What is the Human Genome Project?

What is the Human Genome Project?

What is the Human Genome Project?

By Syed Rizvi

A genome is the complete set of DNA that makes an organism what it is. There’s a lot of information that’s packed into our DNA, ranging from our skin and hair color to our susceptibility to certain diseases, which is why it’s so important for us to understand our DNA. 

The Human Genome Project sought out this exact goal and brought together scientists from across the globe to help sequence the entirety of our DNA. To put into perspective how great of a task this was, the project ran from 1990 to 2003, and once completed was found to have sequenced approximately 3 billion base pairs and 20,000 genes. Being completed within 13 years was actually ahead of schedule! 

Let’s suppose you wanted to count to 1 billion, and counted one number every second — based on this it would take you approximately 32 years to get to a billion. Now let’s say you decide to split the work between yourself and your friend and start counting from different points; suddenly the time is halved.
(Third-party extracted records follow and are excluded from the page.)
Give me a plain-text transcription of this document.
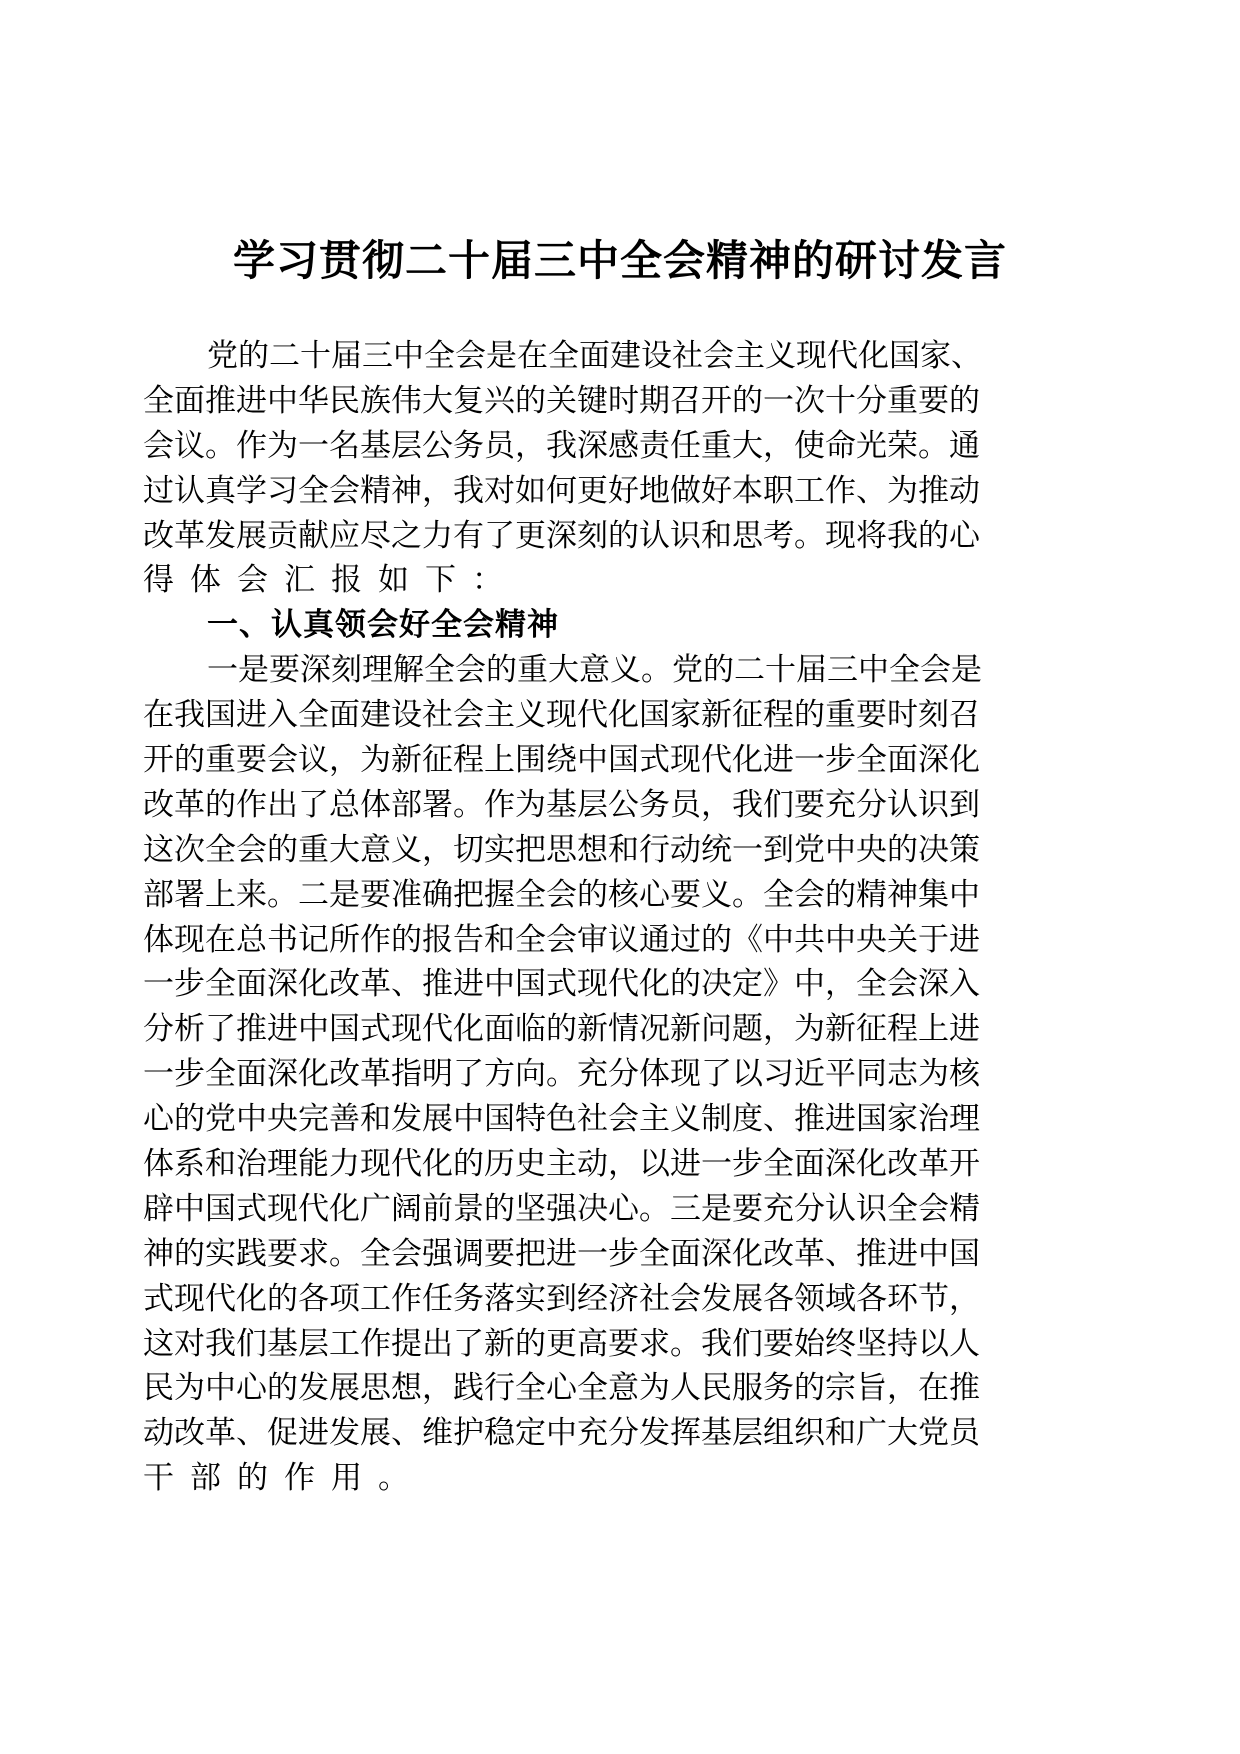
学习贯彻二十届三中全会精神的研讨发言
党的二十届三中全会是在全面建设社会主义现代化国家、
全面推进中华民族伟大复兴的关键时期召开的一次十分重要的
会议。作为一名基层公务员，我深感责任重大，使命光荣。通
过认真学习全会精神，我对如何更好地做好本职工作、为推动
改革发展贡献应尽之力有了更深刻的认识和思考。现将我的心
得体会汇报如下：
一、认真领会好全会精神
一是要深刻理解全会的重大意义。党的二十届三中全会是
在我国进入全面建设社会主义现代化国家新征程的重要时刻召
开的重要会议，为新征程上围绕中国式现代化进一步全面深化
改革的作出了总体部署。作为基层公务员，我们要充分认识到
这次全会的重大意义，切实把思想和行动统一到党中央的决策
部署上来。二是要准确把握全会的核心要义。全会的精神集中
体现在总书记所作的报告和全会审议通过的《中共中央关于进
一步全面深化改革、推进中国式现代化的决定》中，全会深入
分析了推进中国式现代化面临的新情况新问题，为新征程上进
一步全面深化改革指明了方向。充分体现了以习近平同志为核
心的党中央完善和发展中国特色社会主义制度、推进国家治理
体系和治理能力现代化的历史主动，以进一步全面深化改革开
辟中国式现代化广阔前景的坚强决心。三是要充分认识全会精
神的实践要求。全会强调要把进一步全面深化改革、推进中国
式现代化的各项工作任务落实到经济社会发展各领域各环节，
这对我们基层工作提出了新的更高要求。我们要始终坚持以人
民为中心的发展思想，践行全心全意为人民服务的宗旨，在推
动改革、促进发展、维护稳定中充分发挥基层组织和广大党员
干部的作用。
The Human Genome Project took the same approach:a bunch of scientists all over the world started at different points in the genome, and then ultimately put it all together like a puzzle to get our complete DNA set.
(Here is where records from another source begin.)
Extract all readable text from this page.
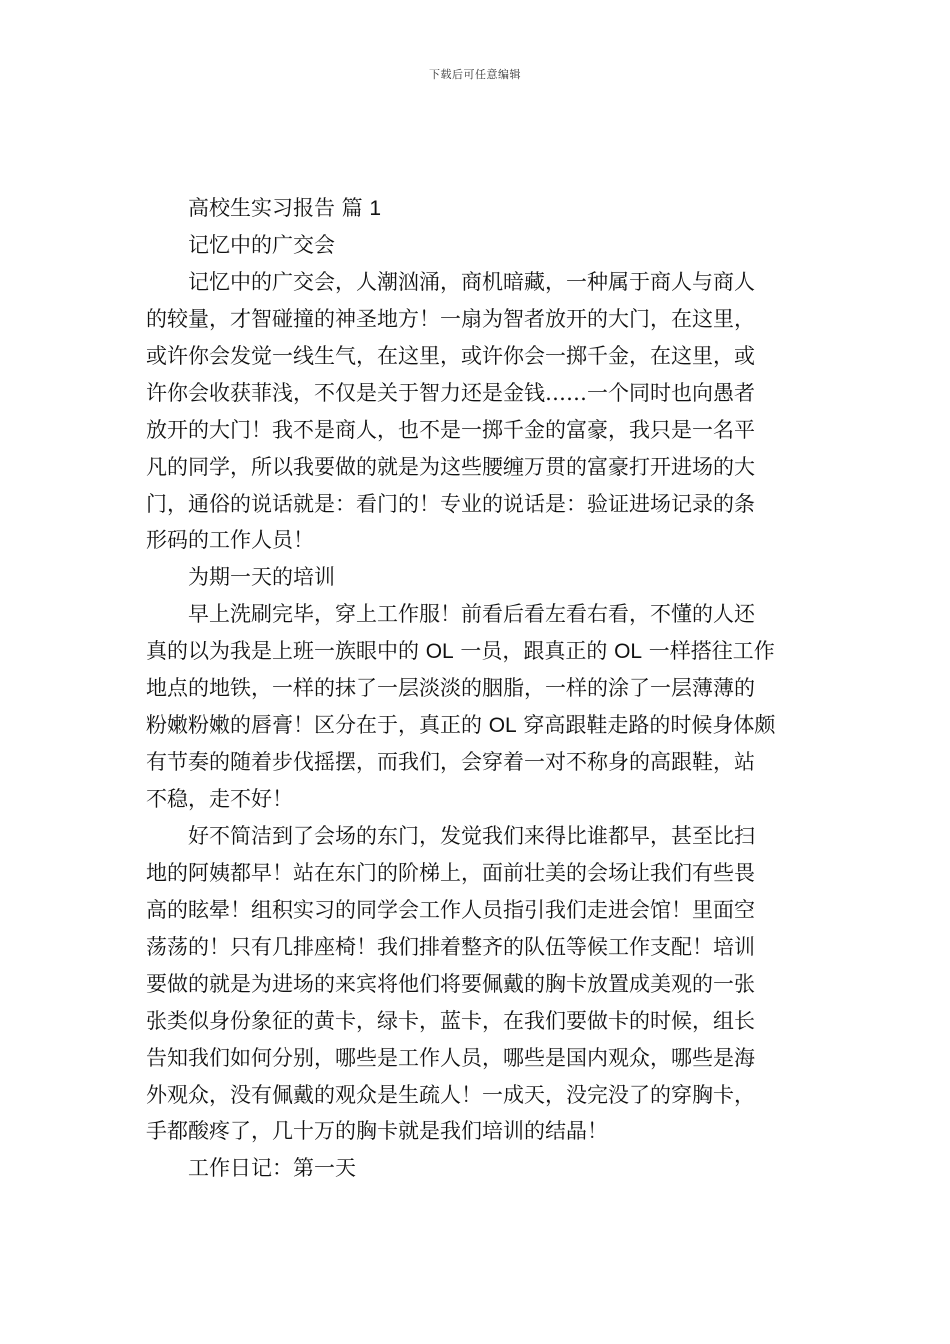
下载后可任意编辑
高校生实习报告 篇 1
记忆中的广交会
记忆中的广交会，人潮汹涌，商机暗藏，一种属于商人与商人
的较量，才智碰撞的神圣地方！一扇为智者放开的大门，在这里，
或许你会发觉一线生气，在这里，或许你会一掷千金，在这里，或
许你会收获菲浅，不仅是关于智力还是金钱……一个同时也向愚者
放开的大门！我不是商人，也不是一掷千金的富豪，我只是一名平
凡的同学，所以我要做的就是为这些腰缠万贯的富豪打开进场的大
门，通俗的说话就是：看门的！专业的说话是：验证进场记录的条
形码的工作人员！
为期一天的培训
早上洗刷完毕，穿上工作服！前看后看左看右看，不懂的人还
真的以为我是上班一族眼中的 OL 一员，跟真正的 OL 一样搭往工作
地点的地铁，一样的抹了一层淡淡的胭脂，一样的涂了一层薄薄的
粉嫩粉嫩的唇膏！区分在于，真正的 OL 穿高跟鞋走路的时候身体颇
有节奏的随着步伐摇摆，而我们，会穿着一对不称身的高跟鞋，站
不稳，走不好！
好不简洁到了会场的东门，发觉我们来得比谁都早，甚至比扫
地的阿姨都早！站在东门的阶梯上，面前壮美的会场让我们有些畏
高的眩晕！组积实习的同学会工作人员指引我们走进会馆！里面空
荡荡的！只有几排座椅！我们排着整齐的队伍等候工作支配！培训
要做的就是为进场的来宾将他们将要佩戴的胸卡放置成美观的一张
张类似身份象征的黄卡，绿卡，蓝卡，在我们要做卡的时候，组长
告知我们如何分别，哪些是工作人员，哪些是国内观众，哪些是海
外观众，没有佩戴的观众是生疏人！一成天，没完没了的穿胸卡，
手都酸疼了，几十万的胸卡就是我们培训的结晶！
工作日记：第一天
Why do we need to know what's in our genome?

Knowing our entire genome is like having a map of the human body. Imagine if emergency services like ambulances didn’t have a map of the city. They’d get a call for an emergency and then would run around randomly trying to find the source of it. If they had an address and a map however, they could go straight to the site of emergency and treat the problem quickly. Similarly, gene mapping provides the location of all our genes.

Researchers can track the frequency of a recurring set of nucleotides in the genome to link them with certain traits. Let’s say that a family with Huntington’s disease came in, and they all got sequenced. If a sequence is shared amongst them all, and other patients with Huntington’s, it is likely that the researchers have identified a “marker” for a disease-linked gene. Through the Human Genome Project, scientists were able to find gene locations for diseases such as Huntington’s, cystic fibrosis, and breast cancer.
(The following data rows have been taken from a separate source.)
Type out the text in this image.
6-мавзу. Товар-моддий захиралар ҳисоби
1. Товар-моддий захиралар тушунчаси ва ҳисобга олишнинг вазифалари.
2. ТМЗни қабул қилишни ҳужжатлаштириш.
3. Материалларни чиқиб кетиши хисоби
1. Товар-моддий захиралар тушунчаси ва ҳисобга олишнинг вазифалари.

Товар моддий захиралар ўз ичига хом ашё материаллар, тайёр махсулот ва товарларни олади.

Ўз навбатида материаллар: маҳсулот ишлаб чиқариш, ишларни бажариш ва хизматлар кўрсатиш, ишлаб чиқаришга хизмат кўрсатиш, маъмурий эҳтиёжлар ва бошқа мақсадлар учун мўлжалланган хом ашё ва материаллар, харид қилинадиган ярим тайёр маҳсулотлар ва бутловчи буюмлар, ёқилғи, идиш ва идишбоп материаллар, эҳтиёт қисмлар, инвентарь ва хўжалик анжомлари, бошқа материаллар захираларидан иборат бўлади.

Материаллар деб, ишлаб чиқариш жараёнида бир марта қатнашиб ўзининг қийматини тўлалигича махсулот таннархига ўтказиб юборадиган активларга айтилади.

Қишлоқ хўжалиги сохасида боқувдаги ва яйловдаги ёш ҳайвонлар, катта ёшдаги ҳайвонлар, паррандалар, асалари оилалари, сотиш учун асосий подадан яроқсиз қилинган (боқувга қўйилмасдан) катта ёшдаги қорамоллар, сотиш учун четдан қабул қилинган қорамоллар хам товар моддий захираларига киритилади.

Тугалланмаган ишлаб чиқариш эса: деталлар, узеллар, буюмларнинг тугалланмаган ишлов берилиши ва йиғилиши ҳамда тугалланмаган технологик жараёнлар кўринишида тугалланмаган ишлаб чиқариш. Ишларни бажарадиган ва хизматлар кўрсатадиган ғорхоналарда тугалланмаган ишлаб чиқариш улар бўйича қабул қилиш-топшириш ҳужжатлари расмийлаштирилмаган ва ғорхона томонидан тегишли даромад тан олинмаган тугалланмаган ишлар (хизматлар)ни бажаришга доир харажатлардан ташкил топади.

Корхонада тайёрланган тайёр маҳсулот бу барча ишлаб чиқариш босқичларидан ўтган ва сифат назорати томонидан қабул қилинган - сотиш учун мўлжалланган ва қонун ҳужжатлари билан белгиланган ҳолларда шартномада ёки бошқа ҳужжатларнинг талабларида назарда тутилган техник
Treating a disease-causing gene can look like: obtaining the bad gene from a patient, introducing the fixed gene into cells, and then injecting the altered cells back into the body. One way this could be accomplished is through retroviruses, which you can read more about here.

How was it done?

There are a few different ways to sequence DNA, but the one that was most effective at the time of the Human Genome Project was the Chain Termination Method (also popularly known as Sanger Sequencing). The Chain Termination Method involved 3 main steps:

  1. Binding and Extension:

    In standard PCR, deoxynucleoside triphosphate (dNTPs) expands the growing DNA by binding with their complement on the template strand via DNA Polymerase. In the Chain Termination Method, a special class of NTPs known as dideoxynucleoside triphosphate (ddNTPs) are added to this mixture, which stops the extension of the growing DNA strand.

    In standard PCR, the Polymerase catalyzes the formation of a phosphodiester bond between the 3’-OH group of the last nucleotide and 5’ phosphate of the next nucleotide. If we take a look at the name of our special nucleosides however, we notice they are a di- (meaning 2) deoxy (lacking a hydroxyl) group. Due to the lack of 3’-OH in these ddNTPs, the Polymerase can’t add anymore dNTPs to the growing chain. This results in billions of copies of DNA terminated at random lengths.

  2. Separation:

    After we have all of our random copies of DNA, we need to separate and organize them via Gel Electrophoresis. The gel contains small pores which the DNA can move through — small DNA molecules can move easily through them, but large DNA fragments experience more friction with the pores and move more slowly.

    DNA is negatively charged so when an electric current is run through the gel, the DNA will move towards the positive electrode. Because of this, the DNA will be arranged from largest to smallest from top to bottom.

  3. Analysis:

    Since DNA Polymerase extends from the 5’ to the 3’ end, each terminal dNTP will correspond to a part of the original sequence. For example, the shortest fragment must terminate at the first nucleotide from the 5’ end, and the longest fragment should terminate at the last nucleotide at the 3’ end.

    Therefore, by reading bands from smallest to largest we can get the original sequence of the DNA.